The 5:2 Diet. You fast for two days a week (usually on non-consecutive days, or consecutive days if preferred), and have 500 calories a day to spend on breakfast, lunch and dinner. The focus is on lean protein and generous portions of vegetables. On non-fast days you eat normally.
The 2-Day Diet. You fast for two consecutive days a week. On fast days, you’re allocated a certain number of ‘serves’ of different types of foods, and you can spread those serves across the day. On non-fast days, it’s recommended that you stick to a Mediterranean style of eating.
The Health Benefits
Over eight weeks, people following alternate-day IF diets, like The Every Other Day Diet, lost 13kg, lowered their levels of ‘bad’ cholesterol by 25 per cent, and experienced a 10 per cent reduction in blood pressure.
When IF diets were put under the microscope, 65 per cent of people lost weight on The 2-Day Diet, compared with 20-40 per cent of those on traditional weight-loss diets. They also lost twice as much actual body fat, and lowered their levels of hormones linked to breast cancer. Some research has also shown that IF diets produce significantly better improvements in blood glucose control than standard weight-loss diets.

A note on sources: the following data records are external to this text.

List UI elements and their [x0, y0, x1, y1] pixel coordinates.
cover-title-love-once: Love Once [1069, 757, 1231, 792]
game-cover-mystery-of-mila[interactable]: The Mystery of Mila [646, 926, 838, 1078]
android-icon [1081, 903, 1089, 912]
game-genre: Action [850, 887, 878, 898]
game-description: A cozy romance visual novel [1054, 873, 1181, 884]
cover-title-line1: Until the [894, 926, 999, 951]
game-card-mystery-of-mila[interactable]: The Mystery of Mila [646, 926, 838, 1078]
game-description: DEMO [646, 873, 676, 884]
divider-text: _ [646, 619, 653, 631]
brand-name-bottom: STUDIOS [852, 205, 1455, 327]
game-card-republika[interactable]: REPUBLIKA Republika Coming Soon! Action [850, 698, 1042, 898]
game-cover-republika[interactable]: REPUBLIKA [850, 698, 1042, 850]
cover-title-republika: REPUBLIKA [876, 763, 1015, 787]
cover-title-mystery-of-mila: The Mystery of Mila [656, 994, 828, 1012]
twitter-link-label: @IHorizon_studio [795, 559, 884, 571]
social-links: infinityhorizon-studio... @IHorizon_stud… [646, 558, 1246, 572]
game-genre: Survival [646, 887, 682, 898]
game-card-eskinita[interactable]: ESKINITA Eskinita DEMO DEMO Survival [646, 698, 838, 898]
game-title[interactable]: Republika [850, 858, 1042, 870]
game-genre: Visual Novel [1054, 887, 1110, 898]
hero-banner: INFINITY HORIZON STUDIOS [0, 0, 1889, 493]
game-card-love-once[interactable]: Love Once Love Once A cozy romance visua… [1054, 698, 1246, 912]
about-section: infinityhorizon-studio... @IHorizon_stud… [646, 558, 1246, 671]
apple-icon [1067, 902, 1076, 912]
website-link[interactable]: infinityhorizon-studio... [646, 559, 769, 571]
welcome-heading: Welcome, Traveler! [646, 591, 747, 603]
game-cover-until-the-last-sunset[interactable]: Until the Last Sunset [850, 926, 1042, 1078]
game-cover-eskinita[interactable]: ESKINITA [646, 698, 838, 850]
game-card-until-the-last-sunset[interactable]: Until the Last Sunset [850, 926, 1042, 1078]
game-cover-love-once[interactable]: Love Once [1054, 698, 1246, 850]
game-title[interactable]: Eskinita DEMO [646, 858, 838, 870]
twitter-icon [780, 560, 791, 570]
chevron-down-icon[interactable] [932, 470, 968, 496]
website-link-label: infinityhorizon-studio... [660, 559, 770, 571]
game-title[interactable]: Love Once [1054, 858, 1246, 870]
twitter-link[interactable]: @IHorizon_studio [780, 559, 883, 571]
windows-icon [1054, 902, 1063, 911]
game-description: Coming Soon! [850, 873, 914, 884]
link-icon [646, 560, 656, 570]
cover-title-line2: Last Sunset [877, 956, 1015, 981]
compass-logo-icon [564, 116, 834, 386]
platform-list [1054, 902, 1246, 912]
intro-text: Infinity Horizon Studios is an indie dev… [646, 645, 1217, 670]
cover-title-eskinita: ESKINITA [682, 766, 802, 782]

Maximise Your Fast Days By:
Drinking eight to 12 glasses of water. Food provides 20 per cent of your daily water intake, so drink more water to compensate for a lower food intake.
Picking a ‘busy’ day. You’ll be less likely to focus on the fact that you can’t eat as much food as you normally do.
Exercising. Combining fasting with physical activity lowers cholesterol levels even further. But you get a hunger surge 30 minutes after exercise, so time any physical activity to work in with your fast-day meal plan and try to eat something immediately afterwards.